Kemenhaj Upayakan Calon Jamaah Tak Terbebani Kenaikan Biaya Haji
Kementerian Haji dan Umrah (Kemenhaj) RI berupaya keras agar calon jamaah haji tidak terbebani oleh potensi kenaikan biaya haji yang dipicu berbagai faktor, termasuk perubahan layanan di Arab Saudi.
Kementerian Haji dan Umrah (Kemenhaj) RI menegaskan komitmennya untuk memastikan calon jamaah haji tidak terbebani oleh potensi kenaikan Biaya Penyelenggaraan Ibadah Haji (BPIH). Menhaj Mochamad Irfan Yusuf menyampaikan upaya ini di Asrama Haji Pondok Gede, Jakarta, pada Sabtu. Komitmen tersebut muncul seiring dengan meningkatnya berbagai komponen perhajian yang berpotensi mendongkrak biaya.
Menhaj Irfan Yusuf menjelaskan bahwa kenaikan BPIH kemungkinan besar akan terjadi akibat meningkatnya hampir seluruh komponen biaya. Faktor-faktor pemicu meliputi fluktuasi nilai tukar dolar, kenaikan harga avtur, serta peningkatan tarif layanan yang ditetapkan oleh Pemerintah Arab Saudi. Perubahan ini mencakup layanan di kawasan Masyair yang esensial bagi pelaksanaan ibadah haji.
Selain itu, Pemerintah Arab Saudi juga telah mengubah standar layanan dari Kategori D ke Kategori C, yang secara otomatis meningkatkan biaya pelayanan haji. Pemerintah Indonesia, bersama Komisi VIII DPR RI, akan segera membahas pedoman penetapan BPIH dan Biaya Perjalanan Ibadah Haji (Bipih) untuk mencari solusi terbaik.
Berbagai Faktor Pemicu Kenaikan Biaya Haji
Menhaj Mochamad Irfan Yusuf secara rinci menguraikan beberapa faktor utama yang menyebabkan potensi kenaikan BPIH. Salah satu penyebab signifikan adalah pergerakan nilai tukar dolar Amerika Serikat yang memengaruhi biaya operasional haji secara keseluruhan. Fluktuasi ini berdampak langsung pada pengeluaran yang harus ditanggung.
Selain nilai tukar mata uang, harga avtur global juga menjadi pemicu kenaikan biaya haji. Komponen penerbangan merupakan bagian substansial dari BPIH, sehingga peningkatan harga bahan bakar pesawat otomatis akan menaikkan total biaya. Hal ini menjadi tantangan tersendiri dalam menjaga stabilitas biaya.
Pemerintah Arab Saudi turut berkontribusi pada kenaikan biaya melalui peningkatan tarif berbagai layanan perhajian.

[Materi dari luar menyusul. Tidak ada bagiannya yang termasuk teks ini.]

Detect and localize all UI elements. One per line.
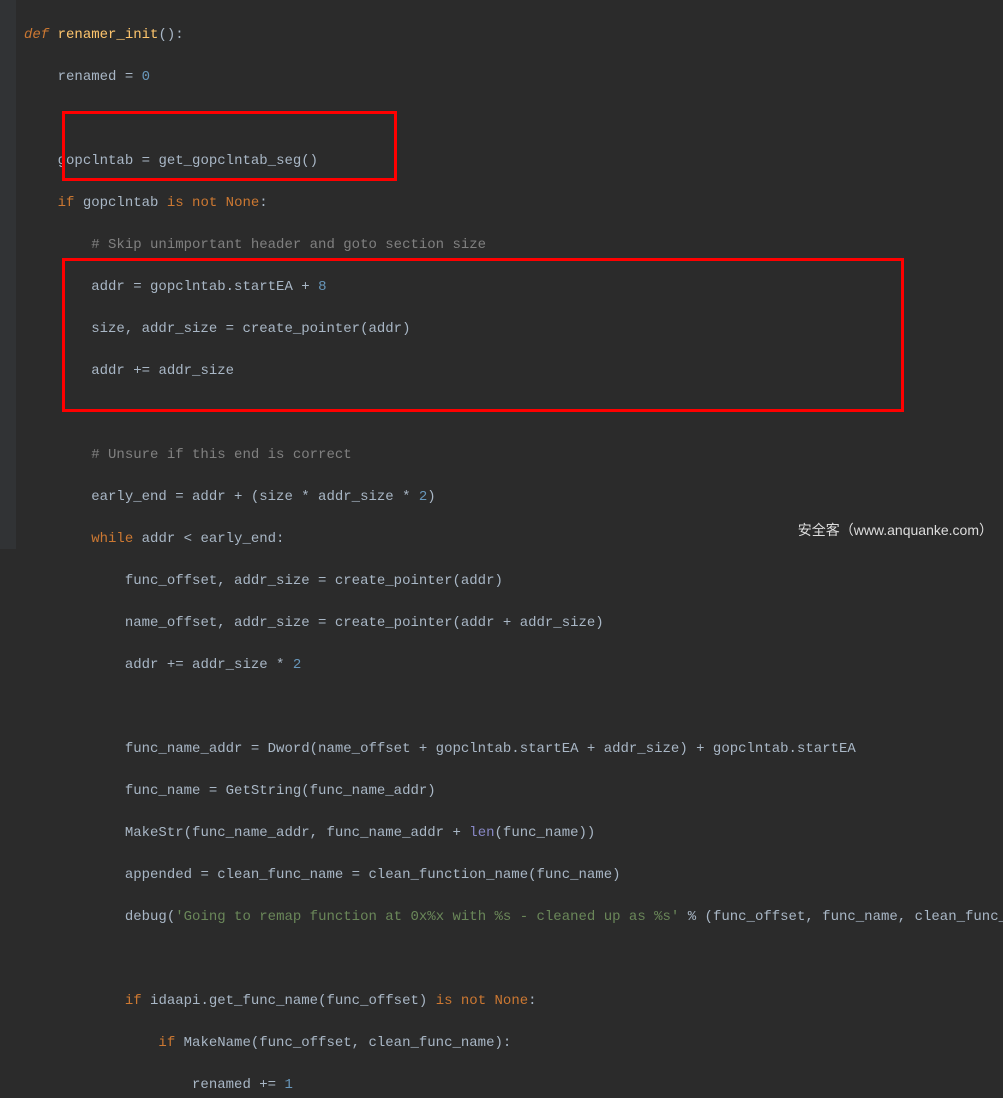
code-line: early_end = addr + (size * addr_size * 2… xyxy=(24,487,1003,508)
code-line: if gopclntab is not None: xyxy=(24,193,1003,214)
keyword-if: if xyxy=(58,195,75,211)
comment: # Skip unimportant header and goto secti… xyxy=(91,237,486,253)
code-line: debug('Going to remap function at 0x%x w… xyxy=(24,907,1003,928)
code-line: # Skip unimportant header and goto secti… xyxy=(24,235,1003,256)
code-line: gopclntab = get_gopclntab_seg() xyxy=(24,151,1003,172)
builtin-len: len xyxy=(469,825,494,841)
code-line: func_name_addr = Dword(name_offset + gop… xyxy=(24,739,1003,760)
code-line: # Unsure if this end is correct xyxy=(24,445,1003,466)
code-line: addr = gopclntab.startEA + 8 xyxy=(24,277,1003,298)
code-line xyxy=(24,697,1003,718)
code-line: addr += addr_size xyxy=(24,361,1003,382)
code-line: appended = clean_func_name = clean_funct… xyxy=(24,865,1003,886)
code-line: renamed += 1 xyxy=(24,1075,1003,1096)
code-line: MakeStr(func_name_addr, func_name_addr +… xyxy=(24,823,1003,844)
code-line xyxy=(24,403,1003,424)
keyword-while: while xyxy=(91,531,133,547)
string-literal: 'Going to remap function at 0x%x with %s… xyxy=(175,909,679,925)
code-line xyxy=(24,949,1003,970)
code-editor[interactable]: def renamer_init(): renamed = 0 gopclnta… xyxy=(16,0,1003,1098)
keyword-def: def xyxy=(24,27,49,43)
code-line: size, addr_size = create_pointer(addr) xyxy=(24,319,1003,340)
code-line: def renamer_init(): xyxy=(24,25,1003,46)
code-line: func_name = GetString(func_name_addr) xyxy=(24,781,1003,802)
code-line: addr += addr_size * 2 xyxy=(24,655,1003,676)
code-line xyxy=(24,109,1003,130)
code-line: func_offset, addr_size = create_pointer(… xyxy=(24,571,1003,592)
comment: # Unsure if this end is correct xyxy=(91,447,351,463)
code-line: if idaapi.get_func_name(func_offset) is … xyxy=(24,991,1003,1012)
func-name: renamer_init xyxy=(58,27,159,43)
code-line: renamed = 0 xyxy=(24,67,1003,88)
editor-gutter xyxy=(0,0,16,549)
code-line: if MakeName(func_offset, clean_func_name… xyxy=(24,1033,1003,1054)
keyword-if: if xyxy=(158,1035,175,1051)
watermark: 安全客（www.anquanke.com） xyxy=(798,520,993,541)
keyword-if: if xyxy=(125,993,142,1009)
code-line: name_offset, addr_size = create_pointer(… xyxy=(24,613,1003,634)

Kenaikan ini terutama berlaku untuk layanan di kawasan Masyair, yang meliputi Arafah, Muzdalifah, dan Mina. Perubahan kategori layanan dari Kategori D ke Kategori C juga secara langsung meningkatkan standar dan biaya pelayanan bagi jamaah.
Upaya Kemenhaj dan DPR dalam Menekan Beban Biaya Haji
Menyikapi potensi kenaikan biaya haji, Kemenhaj bersama Komisi VIII DPR RI akan mengkaji berbagai skema untuk menekan beban yang ditanggung calon jamaah. Ketua Komisi VIII DPR RI, Marwan Dasopang, menegaskan perlunya evaluasi menyeluruh terhadap komponen biaya. Tujuannya adalah memastikan efisiensi tanpa mengurangi kualitas layanan.
Marwan Dasopang mengingatkan bahwa potensi kenaikan BPIH untuk tahun 2027 perlu diantisipasi sejak dini. Ia menekankan pentingnya identifikasi komponen biaya yang masih dapat diefisiensi. Ini termasuk mencari cara untuk mengoptimalkan pengeluaran tanpa mengorbankan kenyamanan dan keselamatan jamaah.
Meskipun biaya penerbangan memiliki keterbatasan untuk diefisiensi karena dipengaruhi oleh ketentuan maskapai, layanan akomodasi menjadi area yang perlu dievaluasi lebih lanjut. Kemenhaj dan Komisi VIII DPR RI bertekad untuk mencari solusi agar biaya akomodasi dapat ditekan. Ini dilakukan tanpa mengurangi kualitas pelayanan yang menjadi hak setiap calon jamaah haji.